In skin care particularly, in which Avon claims to be the third-largest global player, Ross said that innovation would be an avenue for growth.

“Innovation has not been incremental,” she said, bemoaning the fact that the company had lost its leading position in antiagers, which it held via the Anew brand as recently as 2006.

“We’re underdeveloped in mass moisturizers and cleansers,” she added, saying that initiatives in the segment would be to win back the company’s antiaging leadership and target the mass-market category, as well as better train its representatives to sell the advice-dependent skin-care category.

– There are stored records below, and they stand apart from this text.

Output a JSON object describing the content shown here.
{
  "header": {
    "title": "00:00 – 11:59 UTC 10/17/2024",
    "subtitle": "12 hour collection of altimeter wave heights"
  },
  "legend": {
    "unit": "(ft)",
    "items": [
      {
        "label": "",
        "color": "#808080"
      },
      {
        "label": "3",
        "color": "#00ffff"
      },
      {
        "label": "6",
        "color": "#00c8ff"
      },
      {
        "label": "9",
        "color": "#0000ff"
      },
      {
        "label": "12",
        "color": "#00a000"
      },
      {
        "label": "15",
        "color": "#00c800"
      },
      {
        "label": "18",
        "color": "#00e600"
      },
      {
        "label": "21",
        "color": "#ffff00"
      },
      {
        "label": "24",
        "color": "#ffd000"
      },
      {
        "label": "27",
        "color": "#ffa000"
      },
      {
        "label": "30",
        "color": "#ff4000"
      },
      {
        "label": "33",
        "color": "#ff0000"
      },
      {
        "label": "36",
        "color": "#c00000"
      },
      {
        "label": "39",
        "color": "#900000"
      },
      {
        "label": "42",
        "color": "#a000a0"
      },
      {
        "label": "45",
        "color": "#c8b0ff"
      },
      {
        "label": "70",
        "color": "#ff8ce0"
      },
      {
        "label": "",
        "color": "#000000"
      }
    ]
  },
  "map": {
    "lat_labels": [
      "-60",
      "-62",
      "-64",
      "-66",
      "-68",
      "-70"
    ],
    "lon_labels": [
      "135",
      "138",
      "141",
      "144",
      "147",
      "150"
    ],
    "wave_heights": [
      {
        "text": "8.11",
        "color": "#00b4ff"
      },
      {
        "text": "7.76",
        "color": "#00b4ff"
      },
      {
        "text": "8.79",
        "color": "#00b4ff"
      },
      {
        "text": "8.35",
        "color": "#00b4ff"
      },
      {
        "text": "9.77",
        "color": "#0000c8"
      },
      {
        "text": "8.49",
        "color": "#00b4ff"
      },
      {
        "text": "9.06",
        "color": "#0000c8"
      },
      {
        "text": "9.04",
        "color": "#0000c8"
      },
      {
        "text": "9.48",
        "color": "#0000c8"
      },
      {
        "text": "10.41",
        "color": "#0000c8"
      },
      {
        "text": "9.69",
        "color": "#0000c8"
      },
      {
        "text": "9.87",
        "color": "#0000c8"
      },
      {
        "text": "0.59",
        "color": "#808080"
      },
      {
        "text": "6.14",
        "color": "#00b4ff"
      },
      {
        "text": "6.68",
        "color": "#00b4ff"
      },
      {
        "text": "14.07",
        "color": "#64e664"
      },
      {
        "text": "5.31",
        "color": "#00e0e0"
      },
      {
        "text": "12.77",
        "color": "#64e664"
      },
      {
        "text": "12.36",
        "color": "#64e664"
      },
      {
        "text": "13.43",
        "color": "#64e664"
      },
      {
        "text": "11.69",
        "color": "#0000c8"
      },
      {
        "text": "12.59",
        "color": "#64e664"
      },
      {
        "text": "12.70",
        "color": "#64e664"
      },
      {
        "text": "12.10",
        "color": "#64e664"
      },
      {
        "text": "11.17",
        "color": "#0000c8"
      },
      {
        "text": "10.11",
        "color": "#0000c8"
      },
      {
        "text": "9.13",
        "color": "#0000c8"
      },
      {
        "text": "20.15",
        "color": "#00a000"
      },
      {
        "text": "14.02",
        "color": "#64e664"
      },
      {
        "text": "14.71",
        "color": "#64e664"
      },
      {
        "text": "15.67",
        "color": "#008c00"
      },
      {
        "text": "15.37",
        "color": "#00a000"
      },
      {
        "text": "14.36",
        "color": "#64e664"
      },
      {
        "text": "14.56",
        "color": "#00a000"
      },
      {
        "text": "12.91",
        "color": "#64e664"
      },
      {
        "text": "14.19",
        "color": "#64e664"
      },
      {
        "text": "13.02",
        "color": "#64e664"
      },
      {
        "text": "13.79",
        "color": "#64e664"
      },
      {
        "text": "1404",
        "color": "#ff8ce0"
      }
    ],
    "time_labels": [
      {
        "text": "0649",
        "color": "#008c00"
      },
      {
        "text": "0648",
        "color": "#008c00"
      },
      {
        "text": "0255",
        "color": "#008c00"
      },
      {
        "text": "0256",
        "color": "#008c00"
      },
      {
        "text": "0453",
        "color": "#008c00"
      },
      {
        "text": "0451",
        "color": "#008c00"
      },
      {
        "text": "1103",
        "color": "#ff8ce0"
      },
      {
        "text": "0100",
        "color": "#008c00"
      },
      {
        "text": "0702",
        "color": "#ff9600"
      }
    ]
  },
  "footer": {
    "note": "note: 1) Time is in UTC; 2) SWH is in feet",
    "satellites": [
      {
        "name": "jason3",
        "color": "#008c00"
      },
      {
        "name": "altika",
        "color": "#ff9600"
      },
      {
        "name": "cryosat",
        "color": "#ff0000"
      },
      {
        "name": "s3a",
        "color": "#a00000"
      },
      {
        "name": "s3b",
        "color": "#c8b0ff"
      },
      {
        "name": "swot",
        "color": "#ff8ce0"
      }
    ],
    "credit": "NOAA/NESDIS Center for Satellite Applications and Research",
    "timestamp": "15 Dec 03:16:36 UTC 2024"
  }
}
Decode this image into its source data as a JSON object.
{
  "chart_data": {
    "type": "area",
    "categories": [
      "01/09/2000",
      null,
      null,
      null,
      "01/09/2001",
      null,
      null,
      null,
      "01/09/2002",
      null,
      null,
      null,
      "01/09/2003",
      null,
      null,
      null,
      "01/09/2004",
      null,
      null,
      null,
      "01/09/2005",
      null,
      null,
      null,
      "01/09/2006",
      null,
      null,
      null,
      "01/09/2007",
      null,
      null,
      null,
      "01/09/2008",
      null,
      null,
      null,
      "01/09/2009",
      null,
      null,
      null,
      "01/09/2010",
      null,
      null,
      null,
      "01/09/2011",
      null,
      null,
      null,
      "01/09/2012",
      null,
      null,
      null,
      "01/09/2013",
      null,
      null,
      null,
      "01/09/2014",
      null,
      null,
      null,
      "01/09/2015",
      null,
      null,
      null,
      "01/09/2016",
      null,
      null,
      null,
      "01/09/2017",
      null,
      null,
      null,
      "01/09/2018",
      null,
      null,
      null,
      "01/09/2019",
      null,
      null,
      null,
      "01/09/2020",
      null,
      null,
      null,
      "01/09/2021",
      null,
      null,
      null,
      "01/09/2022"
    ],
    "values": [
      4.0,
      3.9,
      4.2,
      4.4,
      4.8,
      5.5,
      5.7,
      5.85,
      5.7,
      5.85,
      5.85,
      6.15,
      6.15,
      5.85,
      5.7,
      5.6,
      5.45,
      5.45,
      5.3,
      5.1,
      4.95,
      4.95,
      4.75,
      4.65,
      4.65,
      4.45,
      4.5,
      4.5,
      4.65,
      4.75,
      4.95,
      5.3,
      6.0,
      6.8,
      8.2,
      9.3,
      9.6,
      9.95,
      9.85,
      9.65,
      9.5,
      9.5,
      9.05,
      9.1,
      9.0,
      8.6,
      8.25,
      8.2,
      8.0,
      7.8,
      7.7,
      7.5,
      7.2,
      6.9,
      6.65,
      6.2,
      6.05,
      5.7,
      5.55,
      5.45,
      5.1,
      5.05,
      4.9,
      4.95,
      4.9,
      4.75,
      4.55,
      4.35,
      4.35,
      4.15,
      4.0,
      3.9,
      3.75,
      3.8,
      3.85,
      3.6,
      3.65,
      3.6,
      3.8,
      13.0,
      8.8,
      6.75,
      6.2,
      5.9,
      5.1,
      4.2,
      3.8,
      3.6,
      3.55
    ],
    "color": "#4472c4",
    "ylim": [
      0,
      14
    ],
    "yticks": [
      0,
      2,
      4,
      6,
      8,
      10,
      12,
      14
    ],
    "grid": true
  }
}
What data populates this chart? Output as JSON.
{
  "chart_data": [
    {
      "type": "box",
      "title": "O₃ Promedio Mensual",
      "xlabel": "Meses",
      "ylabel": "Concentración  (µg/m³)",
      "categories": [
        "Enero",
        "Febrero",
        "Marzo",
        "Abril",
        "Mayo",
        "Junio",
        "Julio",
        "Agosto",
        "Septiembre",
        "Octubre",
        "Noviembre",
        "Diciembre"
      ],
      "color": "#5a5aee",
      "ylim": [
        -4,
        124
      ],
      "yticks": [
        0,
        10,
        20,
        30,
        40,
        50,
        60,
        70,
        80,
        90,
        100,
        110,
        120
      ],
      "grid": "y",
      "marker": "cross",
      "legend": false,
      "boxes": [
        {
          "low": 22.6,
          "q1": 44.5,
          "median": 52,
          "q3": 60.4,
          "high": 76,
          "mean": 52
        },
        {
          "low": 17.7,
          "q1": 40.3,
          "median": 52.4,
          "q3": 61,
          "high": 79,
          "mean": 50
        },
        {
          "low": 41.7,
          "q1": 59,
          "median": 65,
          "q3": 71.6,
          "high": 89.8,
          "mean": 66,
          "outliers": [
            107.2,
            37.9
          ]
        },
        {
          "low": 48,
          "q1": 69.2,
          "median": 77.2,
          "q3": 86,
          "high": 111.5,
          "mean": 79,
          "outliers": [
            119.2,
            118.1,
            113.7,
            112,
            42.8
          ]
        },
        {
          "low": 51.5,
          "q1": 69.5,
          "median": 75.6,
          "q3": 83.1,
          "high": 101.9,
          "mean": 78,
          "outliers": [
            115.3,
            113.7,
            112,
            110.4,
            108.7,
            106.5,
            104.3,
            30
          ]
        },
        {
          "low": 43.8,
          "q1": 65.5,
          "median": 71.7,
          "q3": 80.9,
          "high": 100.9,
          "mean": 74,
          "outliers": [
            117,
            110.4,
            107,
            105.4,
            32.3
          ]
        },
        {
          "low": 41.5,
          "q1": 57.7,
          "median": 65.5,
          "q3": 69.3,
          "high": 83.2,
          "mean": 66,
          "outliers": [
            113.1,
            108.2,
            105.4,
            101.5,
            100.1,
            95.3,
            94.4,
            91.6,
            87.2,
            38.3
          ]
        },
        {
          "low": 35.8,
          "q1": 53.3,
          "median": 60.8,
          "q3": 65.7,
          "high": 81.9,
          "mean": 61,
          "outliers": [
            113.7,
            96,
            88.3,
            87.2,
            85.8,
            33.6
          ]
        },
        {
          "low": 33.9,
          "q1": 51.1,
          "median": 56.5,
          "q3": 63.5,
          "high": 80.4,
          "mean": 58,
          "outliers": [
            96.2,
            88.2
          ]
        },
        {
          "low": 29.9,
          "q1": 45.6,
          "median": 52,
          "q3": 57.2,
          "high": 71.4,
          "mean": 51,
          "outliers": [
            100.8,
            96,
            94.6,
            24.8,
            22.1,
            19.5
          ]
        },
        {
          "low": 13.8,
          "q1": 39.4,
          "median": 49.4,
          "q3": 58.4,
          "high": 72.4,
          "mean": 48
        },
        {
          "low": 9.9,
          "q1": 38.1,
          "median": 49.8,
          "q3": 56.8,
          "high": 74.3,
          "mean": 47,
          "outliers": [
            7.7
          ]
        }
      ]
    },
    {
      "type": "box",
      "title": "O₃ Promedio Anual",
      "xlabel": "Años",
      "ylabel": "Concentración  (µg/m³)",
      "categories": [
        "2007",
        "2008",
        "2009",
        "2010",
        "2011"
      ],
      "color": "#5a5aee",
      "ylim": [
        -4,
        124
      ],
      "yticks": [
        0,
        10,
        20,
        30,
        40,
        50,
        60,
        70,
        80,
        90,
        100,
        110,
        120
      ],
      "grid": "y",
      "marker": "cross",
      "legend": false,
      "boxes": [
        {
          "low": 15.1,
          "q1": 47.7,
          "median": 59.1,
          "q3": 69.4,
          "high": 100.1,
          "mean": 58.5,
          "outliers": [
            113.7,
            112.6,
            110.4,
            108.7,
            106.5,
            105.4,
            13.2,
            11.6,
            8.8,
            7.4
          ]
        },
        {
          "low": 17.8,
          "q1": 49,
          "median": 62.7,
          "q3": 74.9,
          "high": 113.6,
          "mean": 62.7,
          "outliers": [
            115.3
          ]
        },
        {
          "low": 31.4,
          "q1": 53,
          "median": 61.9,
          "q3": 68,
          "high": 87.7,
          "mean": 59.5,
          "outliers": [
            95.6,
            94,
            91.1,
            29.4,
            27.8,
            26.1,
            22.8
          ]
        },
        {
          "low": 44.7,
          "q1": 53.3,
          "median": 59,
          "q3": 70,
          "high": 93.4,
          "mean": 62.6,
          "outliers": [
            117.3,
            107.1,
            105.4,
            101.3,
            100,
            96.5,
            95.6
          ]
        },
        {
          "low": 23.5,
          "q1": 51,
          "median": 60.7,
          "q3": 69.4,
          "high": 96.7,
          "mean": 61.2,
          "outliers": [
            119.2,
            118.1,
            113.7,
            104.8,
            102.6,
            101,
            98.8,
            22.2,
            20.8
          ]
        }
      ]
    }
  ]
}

Company-wide, Ross highlighted that one of the firm’s failings in recent years had been a one-size-fits-all approach, and that increasingly power was being given back to local operations to “really deliver relevant products to the local market,” all the while maintaining a consistent global brand image.

Since chief executive officer Sheri McCoy joined the company to initiate its turnaround last year, regional heads have begun reporting directly to her for a more hands-on approach, Ross explained.

In Russia, for example, the locally developed Natural Botanicals line, launched a month ago, has seen sales 200 percent above expectations since its introduction, said John Higson, Avon’s senior vice president and president, Europe, Middle East and Africa.

“Getting the right product and merchandising techniques is really paying off,” he said.

Avon’s turnaround “is not linear. It is country by country, and each has its own starting point,” Higson added.

Avon does 75 percent of its business in developing markets.

Despite signs of overall improvement in fourth-quarter 2012 and the first quarter of 2013, Ross continued, “We have a lot of work to do yet, and there may be bumps on the road… We are confident we can restore Avon to its rightful position.”

She reiterated the company’s previously announced 2016 targets of constant-dollar revenue growth in the midsingle digits and double-digit margin growth.

As reported, in the first quarter of this year Avon’s net revenues declined 3.9 percent to $2.48 billion. The company saw a net loss of $13.7 million, compared with net income of $26.5 million in the prior-year quarter.